Even in Palm Beach County, there are many honest people struggling against corruption, Dougan recalls. "There was a guy who in 2012 spotted an $18 million gap in the technology budget in the Sheriff's Office. The sheriff wouldn't do anything about it, so this man filed a run for sheriff. They investigated him for two years, and right before he announced his candidacy, they arrested him on the stage in front of a bunch of police officers on charges that were basically frivolous and made up. Of course, they later dropped the charges, but the damage was done. That's just the way they play there."
Civilian Oversight Asked what, if anything, could actually be done at the local level to help do away with the kinds of corruption he helped to uncover, Dougan says that there could be only one solution: "The only way it's going to change in the United States is civilian oversight. They need to have civilian review boards to look at these crimes, and they can't be civilians paid by police departments or work for police departments. It has to be kind of like a jury. They need to empanel these civilian oversight boards to take a look at some of these serious crimes that are happening."
"Because right now everybody is in bed with everybody else, so to speak. The State Attorney can't really go against the sheriff's office because they're brother agencies. There's no other way to fix it," Dougan stresses.

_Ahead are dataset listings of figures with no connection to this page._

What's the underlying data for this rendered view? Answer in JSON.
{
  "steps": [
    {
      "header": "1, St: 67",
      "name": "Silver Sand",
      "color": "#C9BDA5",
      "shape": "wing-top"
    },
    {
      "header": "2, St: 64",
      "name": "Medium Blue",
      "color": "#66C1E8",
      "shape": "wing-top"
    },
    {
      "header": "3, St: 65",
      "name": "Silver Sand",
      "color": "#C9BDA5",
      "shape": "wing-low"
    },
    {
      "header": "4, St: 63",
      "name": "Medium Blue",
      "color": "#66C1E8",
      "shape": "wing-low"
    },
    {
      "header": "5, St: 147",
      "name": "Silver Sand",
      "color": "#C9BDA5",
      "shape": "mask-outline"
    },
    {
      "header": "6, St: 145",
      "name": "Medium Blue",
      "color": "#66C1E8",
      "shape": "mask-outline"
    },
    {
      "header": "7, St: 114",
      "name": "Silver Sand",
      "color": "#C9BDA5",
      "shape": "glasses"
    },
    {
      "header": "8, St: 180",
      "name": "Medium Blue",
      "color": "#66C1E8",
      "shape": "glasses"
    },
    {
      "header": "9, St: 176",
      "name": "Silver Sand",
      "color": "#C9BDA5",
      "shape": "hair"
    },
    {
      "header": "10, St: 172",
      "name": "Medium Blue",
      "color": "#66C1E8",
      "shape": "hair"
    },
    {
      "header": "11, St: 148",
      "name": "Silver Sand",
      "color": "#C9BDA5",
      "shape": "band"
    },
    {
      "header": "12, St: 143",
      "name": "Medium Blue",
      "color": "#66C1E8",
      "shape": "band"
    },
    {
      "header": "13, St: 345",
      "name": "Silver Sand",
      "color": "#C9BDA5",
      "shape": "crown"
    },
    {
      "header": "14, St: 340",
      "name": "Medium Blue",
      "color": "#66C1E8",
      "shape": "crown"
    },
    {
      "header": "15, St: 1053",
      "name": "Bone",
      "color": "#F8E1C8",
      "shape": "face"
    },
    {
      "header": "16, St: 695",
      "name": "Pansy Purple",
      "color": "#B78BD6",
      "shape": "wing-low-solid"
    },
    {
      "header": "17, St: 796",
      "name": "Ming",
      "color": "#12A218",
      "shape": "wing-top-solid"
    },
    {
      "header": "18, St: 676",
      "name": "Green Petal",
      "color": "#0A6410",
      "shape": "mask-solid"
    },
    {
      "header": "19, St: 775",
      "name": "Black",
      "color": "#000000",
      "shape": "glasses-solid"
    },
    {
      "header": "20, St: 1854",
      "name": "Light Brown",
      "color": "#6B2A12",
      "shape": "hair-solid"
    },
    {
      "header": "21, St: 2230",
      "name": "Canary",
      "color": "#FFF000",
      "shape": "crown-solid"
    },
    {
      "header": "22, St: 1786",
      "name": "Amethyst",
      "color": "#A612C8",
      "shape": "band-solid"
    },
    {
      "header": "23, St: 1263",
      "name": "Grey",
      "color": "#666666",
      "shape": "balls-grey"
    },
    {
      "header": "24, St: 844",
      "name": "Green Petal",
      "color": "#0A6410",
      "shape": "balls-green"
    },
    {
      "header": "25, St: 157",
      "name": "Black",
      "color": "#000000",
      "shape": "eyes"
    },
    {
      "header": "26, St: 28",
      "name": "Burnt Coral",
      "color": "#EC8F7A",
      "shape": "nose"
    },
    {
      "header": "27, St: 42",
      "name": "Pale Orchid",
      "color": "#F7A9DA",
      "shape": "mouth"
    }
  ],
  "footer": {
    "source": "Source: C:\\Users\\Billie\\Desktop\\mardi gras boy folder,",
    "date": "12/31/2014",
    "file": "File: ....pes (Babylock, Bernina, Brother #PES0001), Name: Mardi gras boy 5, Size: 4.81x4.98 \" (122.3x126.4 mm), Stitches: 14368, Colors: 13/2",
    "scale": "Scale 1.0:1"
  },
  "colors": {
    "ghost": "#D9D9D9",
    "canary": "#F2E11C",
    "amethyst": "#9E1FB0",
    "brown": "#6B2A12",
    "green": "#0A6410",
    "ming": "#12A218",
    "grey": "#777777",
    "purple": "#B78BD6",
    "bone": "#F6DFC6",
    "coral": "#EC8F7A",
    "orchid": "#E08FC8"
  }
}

To other law enforcement officers finding themselves in a similar situation, Dougan has a sobering piece of advice: "[Of course], I would like to say 'follow your conscience' and expose these people. The problem is, people with families, people that depend on paychecks, a lot of them don't have anything else they can do. People that are police officers might not be the best-educated; they don't have education in much else. They know how to be police officers. So as much as I'd like to say 'come forward and expose these people', it's hard to do because they're risking their jobs. Until a civil oversight panel is created on a state or county level, anything you tell them to do could be a bad recommendation."
***
In 2016, PBSOTalk.com was shut down by GoDaddy, a web hosting company, reportedly in response to a request from the US authorities. The company wasn't available when Sputnik reached out for a confirmation.
Dougan has since revived his project in Russia, setting up PBSOTalk.ru, hosted by a Russian website hosting company. Using multiple servers, he was able to save the information previously published on the US version of his website.
"The tips are still coming in strong," he says.